Defendants were tried by a jury which found appellant guilty on all three counts, found that the robberies were of the first degree, that appellant was armed at the time of the commission of the offenses and at the time of his arrest. He has appealed from the judgment of conviction.
Appellant does not question his conviction on the two counts of robbery. As nearly as can be ascertained from his brief* the contentions for reversal of his conviction on the charge of kidnaping are three in number.
1. Appellant contends that the verdict finding him guilty of kidnaping is void in that it is in general language—‘* * * guilty of Kidnaping as charged in Count III of the information’ and does not find in the particular words of the information ‘kidnaping for the purpose of committing robbery.’ The verdict in the language quoted is definite and specific and the repetition in the verdict of all the words and phrases contained in the information is unnecessary. People v. Gilbert, 60 Cal. 108, 111; People v. Sachau, 78 Cal.App. 702, 709–711, 248 P. 960.

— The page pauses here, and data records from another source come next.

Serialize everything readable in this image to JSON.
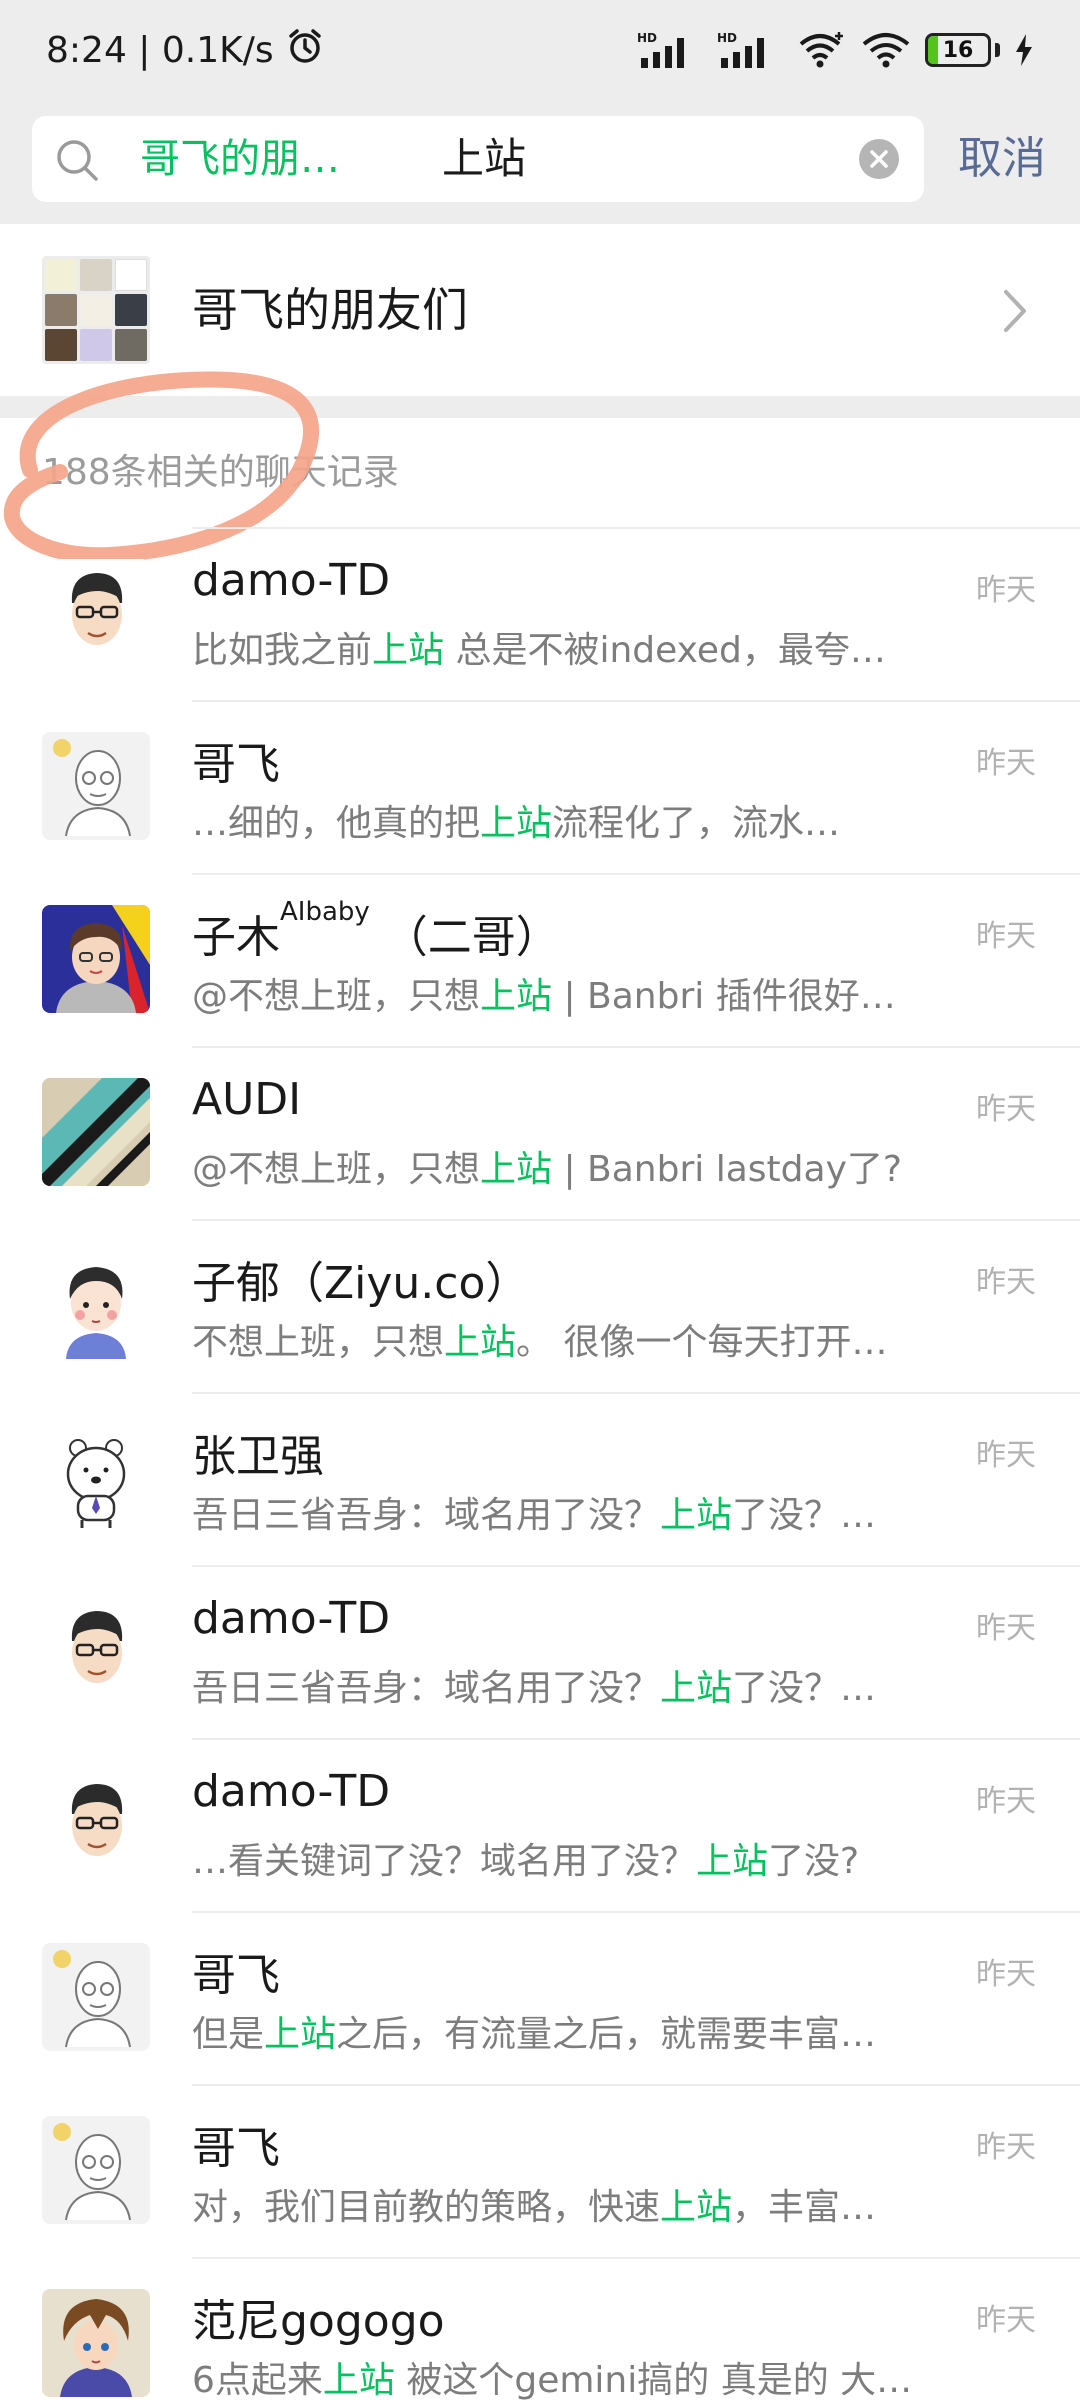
{
  "status_bar": {
    "time_speed": "8:24 | 0.1K/s",
    "battery_level": "16",
    "battery_fraction": 0.16,
    "icons": [
      "alarm-icon",
      "hd-signal-icon",
      "hd-signal-icon",
      "wifi-plus-icon",
      "wifi-icon",
      "battery-icon",
      "charging-icon"
    ]
  },
  "search": {
    "group_tag": "哥飞的朋…",
    "query": "上站",
    "cancel_label": "取消"
  },
  "group": {
    "name": "哥飞的朋友们"
  },
  "section_title": "188条相关的聊天记录",
  "results": [
    {
      "name": "damo-TD",
      "name_sup": "",
      "name_suffix": "",
      "time": "昨天",
      "pre": "比如我之前",
      "hl": "上站",
      "post": " 总是不被indexed，最夸…",
      "avatar": "face-glasses"
    },
    {
      "name": "哥飞",
      "name_sup": "",
      "name_suffix": "",
      "time": "昨天",
      "pre": "…细的，他真的把",
      "hl": "上站",
      "post": "流程化了，流水…",
      "avatar": "sketch"
    },
    {
      "name": "子木",
      "name_sup": "AIbaby",
      "name_suffix": " （二哥）",
      "time": "昨天",
      "pre": "@不想上班，只想",
      "hl": "上站",
      "post": " | Banbri 插件很好…",
      "avatar": "cartoon-boy"
    },
    {
      "name": "AUDI",
      "name_sup": "",
      "name_suffix": "",
      "time": "昨天",
      "pre": "@不想上班，只想",
      "hl": "上站",
      "post": " | Banbri lastday了?",
      "avatar": "stripes"
    },
    {
      "name": "子郁（Ziyu.co）",
      "name_sup": "",
      "name_suffix": "",
      "time": "昨天",
      "pre": "不想上班，只想",
      "hl": "上站",
      "post": "。 很像一个每天打开…",
      "avatar": "kid"
    },
    {
      "name": "张卫强",
      "name_sup": "",
      "name_suffix": "",
      "time": "昨天",
      "pre": "吾日三省吾身：域名用了没？",
      "hl": "上站",
      "post": "了没？…",
      "avatar": "bear"
    },
    {
      "name": "damo-TD",
      "name_sup": "",
      "name_suffix": "",
      "time": "昨天",
      "pre": "吾日三省吾身：域名用了没？",
      "hl": "上站",
      "post": "了没？…",
      "avatar": "face-glasses"
    },
    {
      "name": "damo-TD",
      "name_sup": "",
      "name_suffix": "",
      "time": "昨天",
      "pre": "…看关键词了没？域名用了没？",
      "hl": "上站",
      "post": "了没?",
      "avatar": "face-glasses"
    },
    {
      "name": "哥飞",
      "name_sup": "",
      "name_suffix": "",
      "time": "昨天",
      "pre": "但是",
      "hl": "上站",
      "post": "之后，有流量之后，就需要丰富…",
      "avatar": "sketch"
    },
    {
      "name": "哥飞",
      "name_sup": "",
      "name_suffix": "",
      "time": "昨天",
      "pre": "对，我们目前教的策略，快速",
      "hl": "上站",
      "post": "，丰富…",
      "avatar": "sketch"
    },
    {
      "name": "范尼gogogo",
      "name_sup": "",
      "name_suffix": "",
      "time": "昨天",
      "pre": "6点起来",
      "hl": "上站",
      "post": " 被这个gemini搞的 真是的 大…",
      "avatar": "anime"
    }
  ],
  "colors": {
    "highlight": "#07c160",
    "cancel": "#576b95",
    "header_bg": "#ededed",
    "circle_annotation": "#f4a58a"
  }
}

2. The second point is that the verdict does not indicate whether the jury convicted appellant of kidnaping under section 207 of the Penal Code which carries a penalty of imprisonment for not more than 25 years (sec. 208), or under section 209 which provides for punishment by death or imprisonment for life. Count 3 charged the crime in the language of section 209, hence the verdict of guilty as charged cannot refer to any other provision of the code than that section.
3. The third contention is that the verdict did not fix the degree of the crime of which appellant was found guilty. Kidnaping for the purpose of robbery, defined by section 209 of the Penal Code, is separate and distinct from robbery (Penal Code, sec. 211), which was the object of the kidnaping. Since the crime of kidnaping is not divided into degrees the jury was not required to find the degree. People v. Klinkenberg, 90 Cal.App.2d 608, 204 P.2d 47, 64; People v. Clement, 97 Cal.App. 238, 241, 275 P. 511.
FOOTNOTE. Appellant's brief does not conform to the Rules on Appeal, which have been in force since July, 1943, in that the points relied on do not appear separately, and it does not contain headings indicating the alleged errors. See Rule 15, 22 Cal.2d 12.
MOORE, P. J., and McCOMB, J., concur.